The latest UN figures show that at least 4 million people have fled Ukraine because of the war. In Italy alone, 71,940 people have entered the country, of whom 37,082 are women, 6,661 men, and 28,197 children. At the beginning of the conflict, over 3,000 people came to Italy from Ukraine every day, but the numbers have slowed.
Thus far, Poland has taken in the largest number of refugees from Ukraine, with close to 2.5 million people crossing the border, and 2 million of them remaining, according to President Andrzej Duda, who met with Pope Francis on Friday.
Santa Sophia has also secured an agreement with Rome’s hospital Fate Bene Fratelli to provide doctors every Saturday, so that the refugees can have a medical consultation even as they wait for their health care card.
“We aren’t doing anything extraordinary … Just trying to do our very best to help people fulfill their basic necessities while also providing them with spiritual accompaniment, with a ministry tailored to this new reality, particularly taking into consideration that this is the season of Lent,” said the priest.
Ukraine is among Europe’s most church-going countries. Though Catholics are a minority, and one divided between Latin Rite Catholics and Ukrainian Greek Catholics, an estimated 30 percent of the population attends a religious service every weekend, and the number goes up to 50 percent during major holidays such as Easter and Christmas.
“It is difficult to say how many people passed through the basilica, but at least 1,900 people were helped or assisted in some way,” Semehen said. “It is important for them to receive the permit for temporary protection, but the reality is that they want to return home; the vast majority of them are waiting for the invasion to end so that they can go back.
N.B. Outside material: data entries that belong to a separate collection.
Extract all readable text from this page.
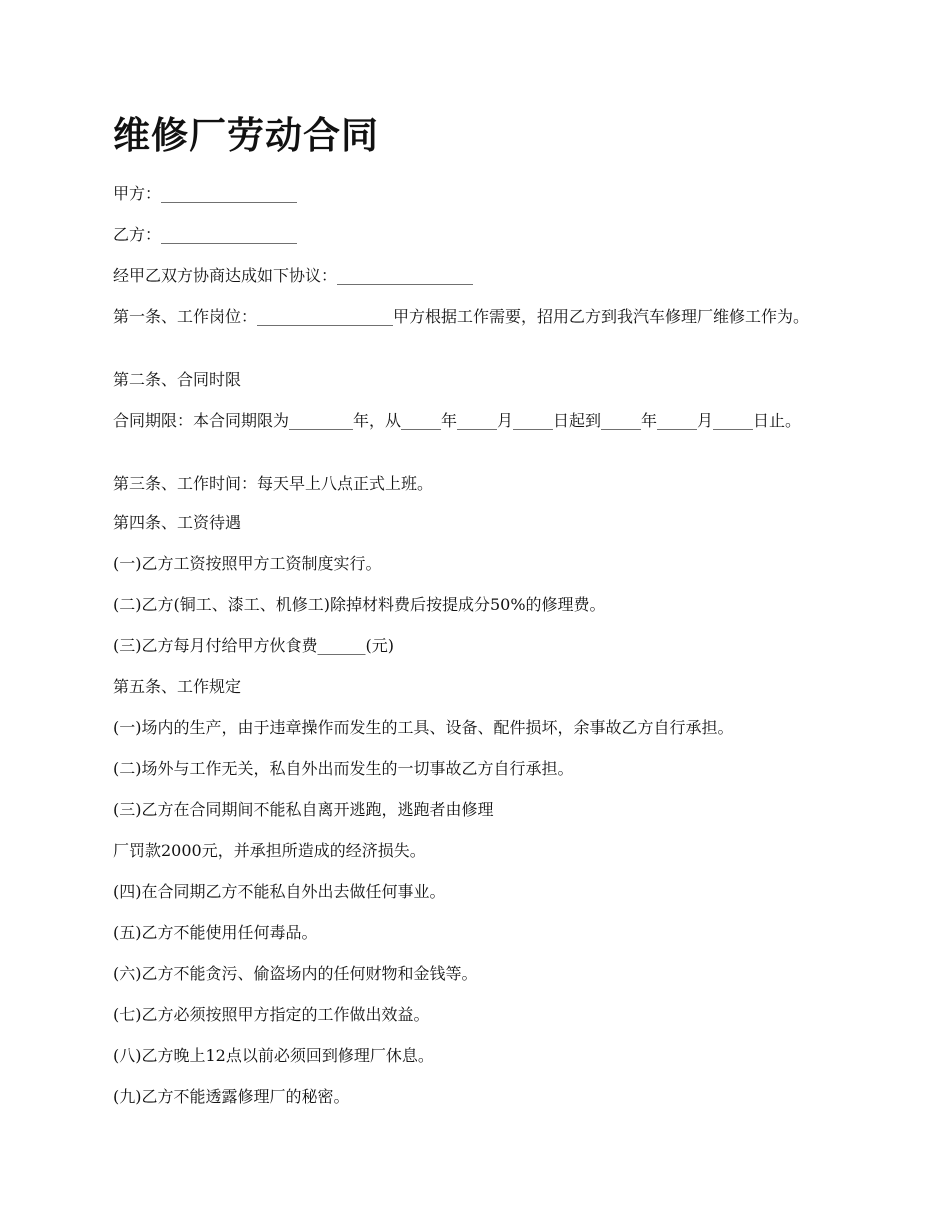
维修厂劳动合同

甲方：_________________

乙方：_________________

经甲乙双方协商达成如下协议：_________________

第一条、工作岗位：_________________甲方根据工作需要，招用乙方到我汽车修理厂维修工作为。

第二条、合同时限

合同期限：本合同期限为________年，从_____年_____月_____日起到_____年_____月_____日止。

第三条、工作时间：每天早上八点正式上班。

第四条、工资待遇

(一)乙方工资按照甲方工资制度实行。

(二)乙方(铜工、漆工、机修工)除掉材料费后按提成分50%的修理费。

(三)乙方每月付给甲方伙食费______(元)

第五条、工作规定

(一)场内的生产，由于违章操作而发生的工具、设备、配件损坏，余事故乙方自行承担。

(二)场外与工作无关，私自外出而发生的一切事故乙方自行承担。

(三)乙方在合同期间不能私自离开逃跑，逃跑者由修理

厂罚款2000元，并承担所造成的经济损失。

(四)在合同期乙方不能私自外出去做任何事业。

(五)乙方不能使用任何毒品。

(六)乙方不能贪污、偷盗场内的任何财物和金钱等。

(七)乙方必须按照甲方指定的工作做出效益。

(八)乙方晚上12点以前必须回到修理厂休息。

(九)乙方不能透露修理厂的秘密。
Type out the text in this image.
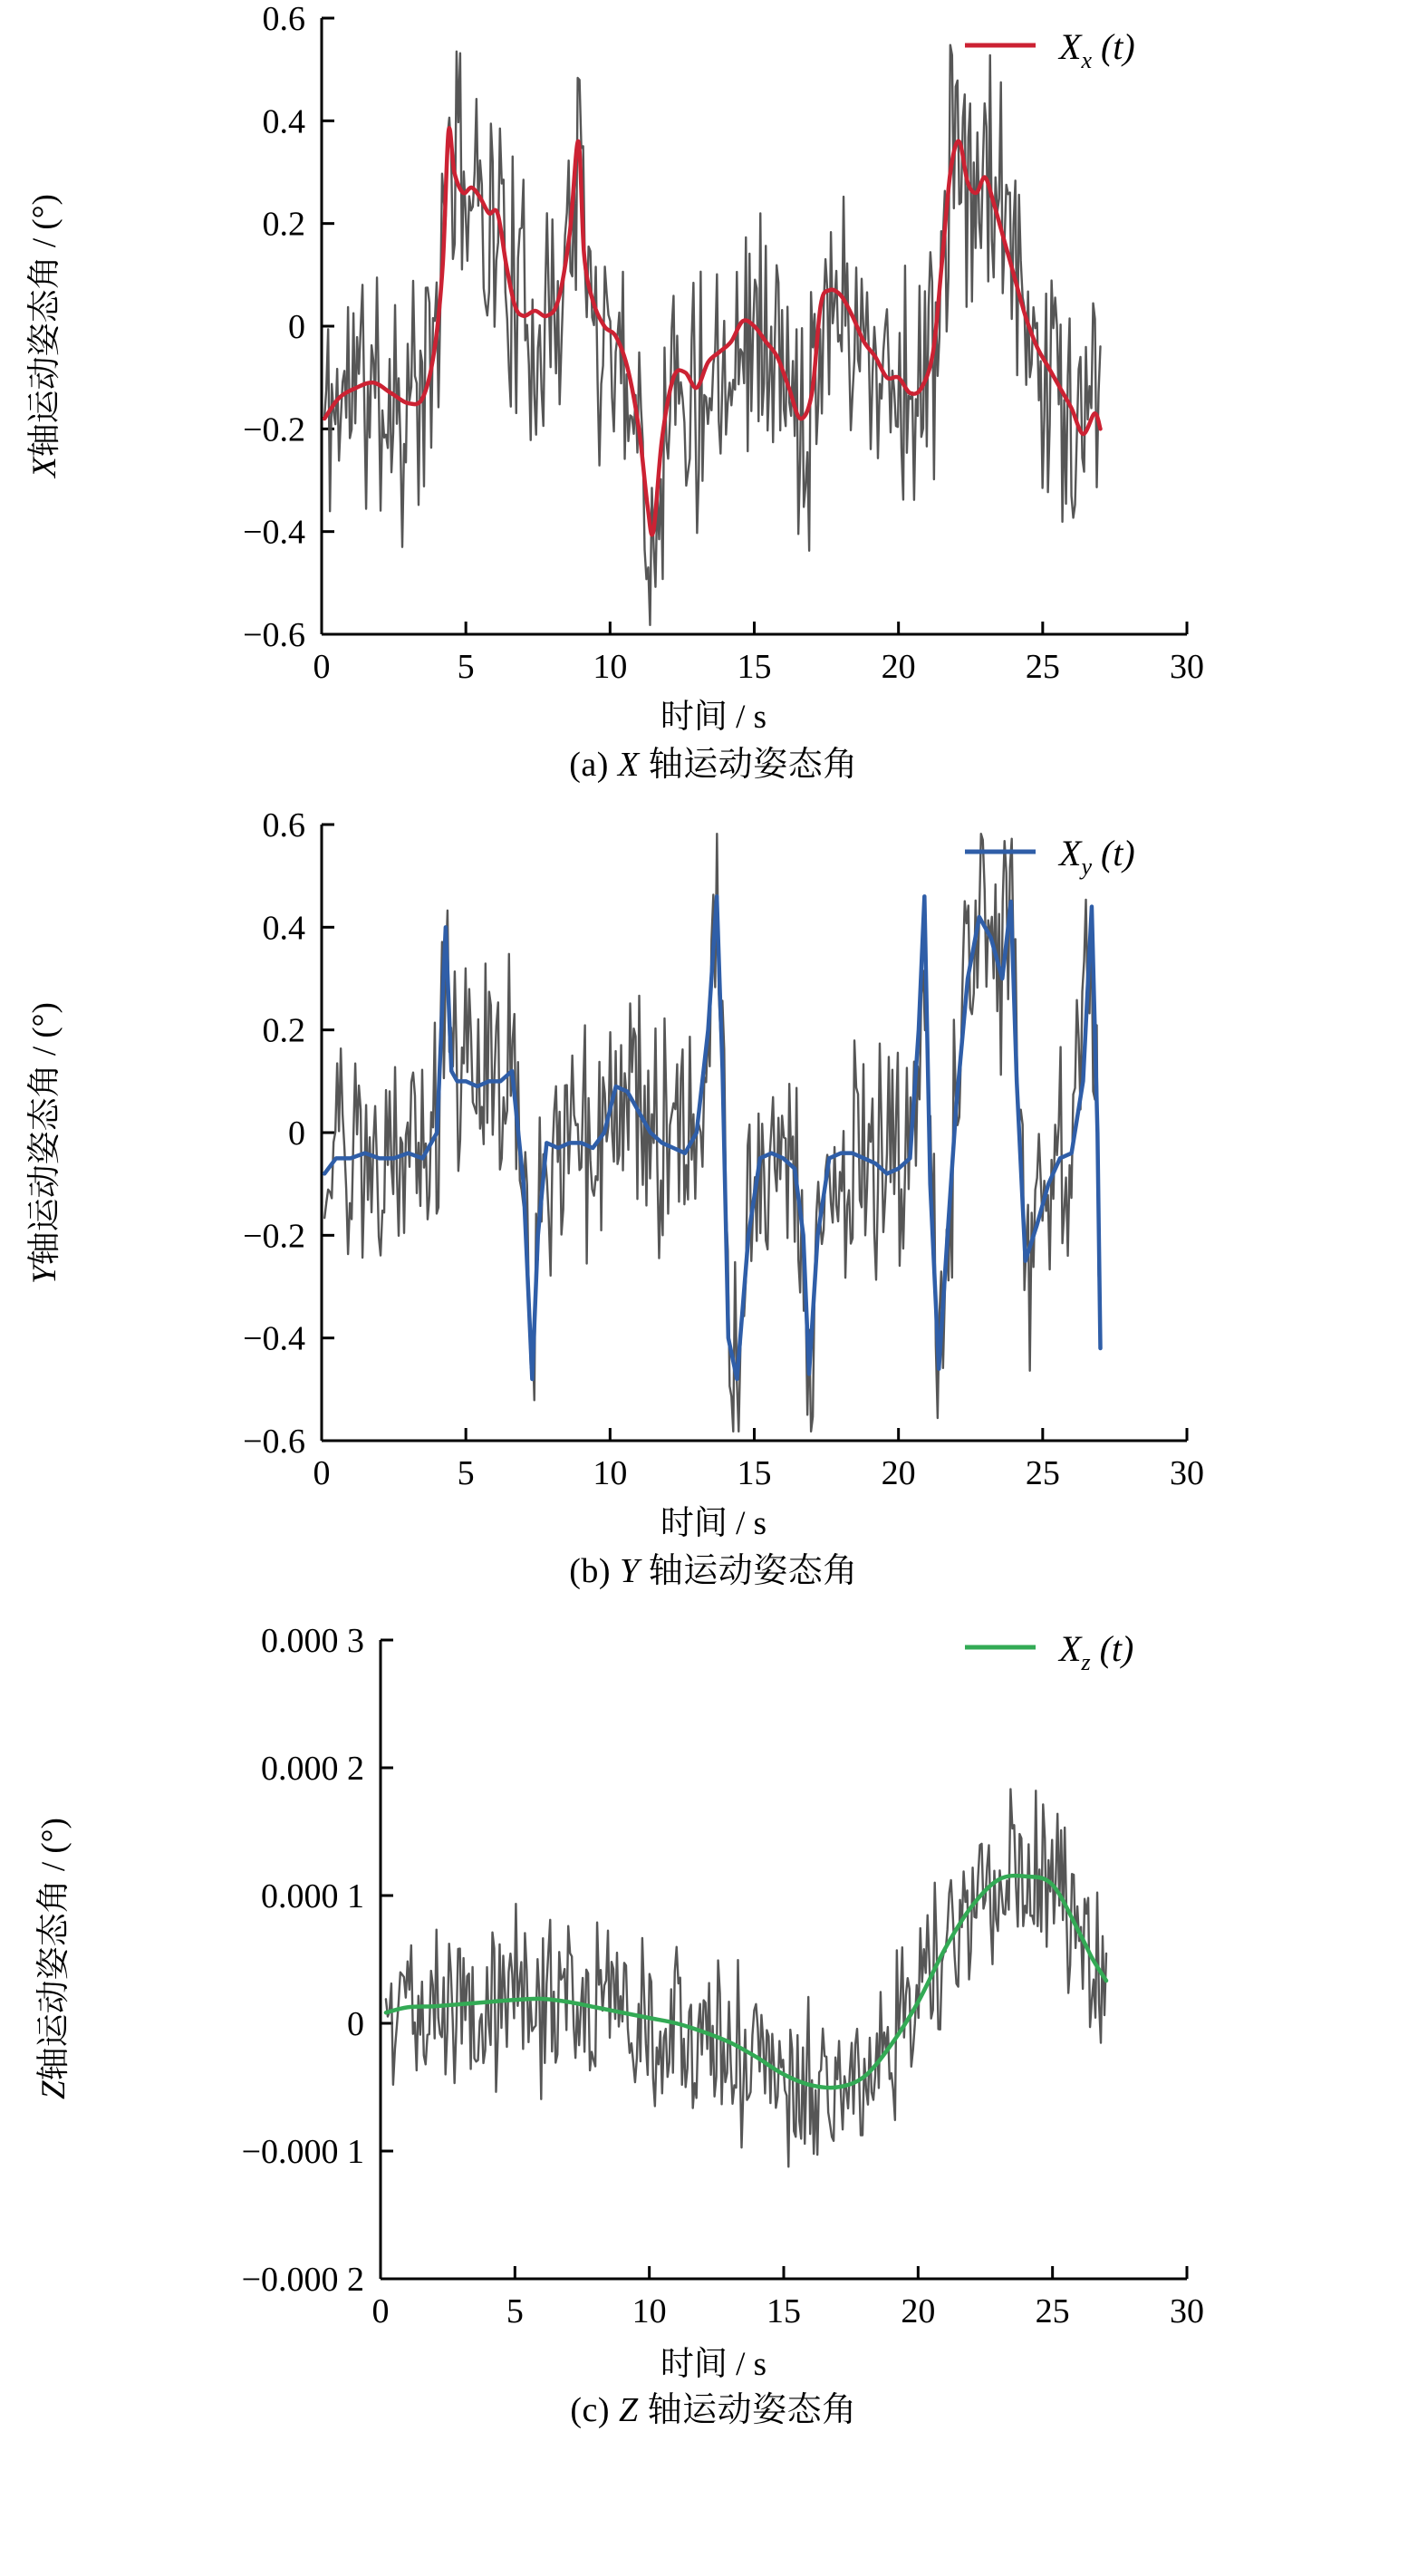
X轴运动姿态角 / (°)
0	5	10	15	20	25	30
−0.6
−0.4
−0.2
0
0.2
0.4
0.6
$X_x$ (t)
时间 / s
(a) X 轴运动姿态角
Y轴运动姿态角 / (°)
0	5	10	15	20	25	30
−0.6
−0.4
−0.2
0
0.2
0.4
0.6
$X_y$ (t)
时间 / s
(b) Y 轴运动姿态角
Z轴运动姿态角 / (°)
0	5	10	15	20	25	30
−0.000 2
−0.000 1
0
0.000 1
0.000 2
0.000 3	$X_z$ (t)
时间 / s
(c) Z 轴运动姿态角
Of this I am sure.”
In recent weeks, the basilica has received the visit of several high-ranking Vatican officials, including Cardinal Michael Czerny, interim head of the Dicastery for Integral Human Development, who has been sent to Ukraine twice by Francis since the war began as a special delegate.
Asked about a possible visit by Francis to the parish as a gesture of solidarity, Semehen said that it would be nice and welcome, but noted the pontiff has already made many gestures for the local Ukrainian community, including sending several containers of aid.
“We feel the pope’s closeness to the suffering Ukrainian people,” the priest said.
However, the priest said, it would be more significant if the pope traveled as a “messenger of peace” to Kyiv.
“Such a pilgrimage could play a very important role in ending the war,” he said, echoing the voices of Ukrainian President Volodymyr Zelenskyy, Kyiv Mayor Vitaliy Klitschko, and Major Archbishop Sviatoslav Shevchuk of the Ukrainian Greek Catholic Church.
Semehen also asked for the world to come together and pray for Ukraine, “so that the good God, with his providence, will help us to put an end to this war, because the pictures show us so many civilians killed, women raped, families shot to death.”
“We are in 2022, living a catastrophe that will impact the world for years to come,” he said.